Clarkisha Kent著「Fat Off, Fat On: A Big Bitch Manifesto」

Fat Off, Fat On

Clarkisha Kent著「Fat Off, Fat On: A Big Bitch Manifesto

ナイジェリア系移民の子どもとしてテネシー州で育ったビッグでビッチなクィア黒人女性の著者によるマニフェスト。

序盤、いきなり自分の家族について「良い人たちではない」と書いていて、いきなり毒舌すごいなと思ったら、冗談じゃないくらい毒々しい家庭だった。
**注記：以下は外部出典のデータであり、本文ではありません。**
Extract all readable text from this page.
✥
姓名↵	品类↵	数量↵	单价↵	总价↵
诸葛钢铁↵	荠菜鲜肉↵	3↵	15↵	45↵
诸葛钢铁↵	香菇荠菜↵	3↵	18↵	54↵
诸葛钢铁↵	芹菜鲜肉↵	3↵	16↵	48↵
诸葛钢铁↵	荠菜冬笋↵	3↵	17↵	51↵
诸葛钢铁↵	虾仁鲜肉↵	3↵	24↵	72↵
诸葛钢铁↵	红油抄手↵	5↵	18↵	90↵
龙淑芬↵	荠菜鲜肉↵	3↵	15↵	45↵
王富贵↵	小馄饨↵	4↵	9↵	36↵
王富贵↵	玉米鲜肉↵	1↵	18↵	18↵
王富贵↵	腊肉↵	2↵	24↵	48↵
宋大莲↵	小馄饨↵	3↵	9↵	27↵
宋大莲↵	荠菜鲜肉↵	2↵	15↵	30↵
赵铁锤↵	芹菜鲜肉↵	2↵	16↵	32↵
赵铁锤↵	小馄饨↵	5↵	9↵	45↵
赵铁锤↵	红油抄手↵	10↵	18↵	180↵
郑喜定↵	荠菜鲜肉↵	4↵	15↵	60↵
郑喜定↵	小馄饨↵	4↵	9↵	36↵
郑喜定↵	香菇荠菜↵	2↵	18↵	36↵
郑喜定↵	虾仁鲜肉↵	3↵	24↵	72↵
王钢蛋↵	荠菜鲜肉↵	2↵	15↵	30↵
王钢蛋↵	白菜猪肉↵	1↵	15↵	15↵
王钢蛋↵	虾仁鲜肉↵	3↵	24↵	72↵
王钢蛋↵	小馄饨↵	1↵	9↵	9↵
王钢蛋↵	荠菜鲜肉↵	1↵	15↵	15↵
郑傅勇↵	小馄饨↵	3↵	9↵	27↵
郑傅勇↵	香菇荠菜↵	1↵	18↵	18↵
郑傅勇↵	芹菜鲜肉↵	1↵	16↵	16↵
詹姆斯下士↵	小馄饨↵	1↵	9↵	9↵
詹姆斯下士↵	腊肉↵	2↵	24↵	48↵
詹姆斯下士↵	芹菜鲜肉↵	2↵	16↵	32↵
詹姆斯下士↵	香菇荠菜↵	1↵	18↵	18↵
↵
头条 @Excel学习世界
ナルシシストで幼いころの著者の姉を性虐待していた父親、自分の娘である姉妹に対して「夫と浮気してるだろ」と問い詰める母親、自分のほうが肌の色が浅黒く太っていることを理由にとにかくいじめてくる姉。伝統的な価値観とキリスト教的な性役割や性規範を押し付けてくる両親と姉のいじめによって、性的に抑圧され、自分の外見に自信を持てないまま育つ。

人種差別と家庭内やナイジェリア移民コミュニティ内のカラー差別、ボディイメージやバイセクシュアリティ・デミセクシュアリティをめぐる葛藤、太っている自分に対する社会の偏見を内面化してしまい無理なダイエットをしたり自殺を考えたりした経験、自信がないせいでセックス経験のないまま年齢を重ねた結果さらにこじらせてしまった話、何人かの男性や女性と付き合おうとしていろいろうまくいかない話など、彼女の人生で起きたさまざまな出来事が口語調で次から次へと展開する。めっちゃ分かる部分とそうでもない部分があるけど、こんな赤裸々な話わたしが聞いていいの?って思ってしまうほどブチまけていて、とにかく引き込まれる。著者本人が録音したオーディオブック版がお勧め。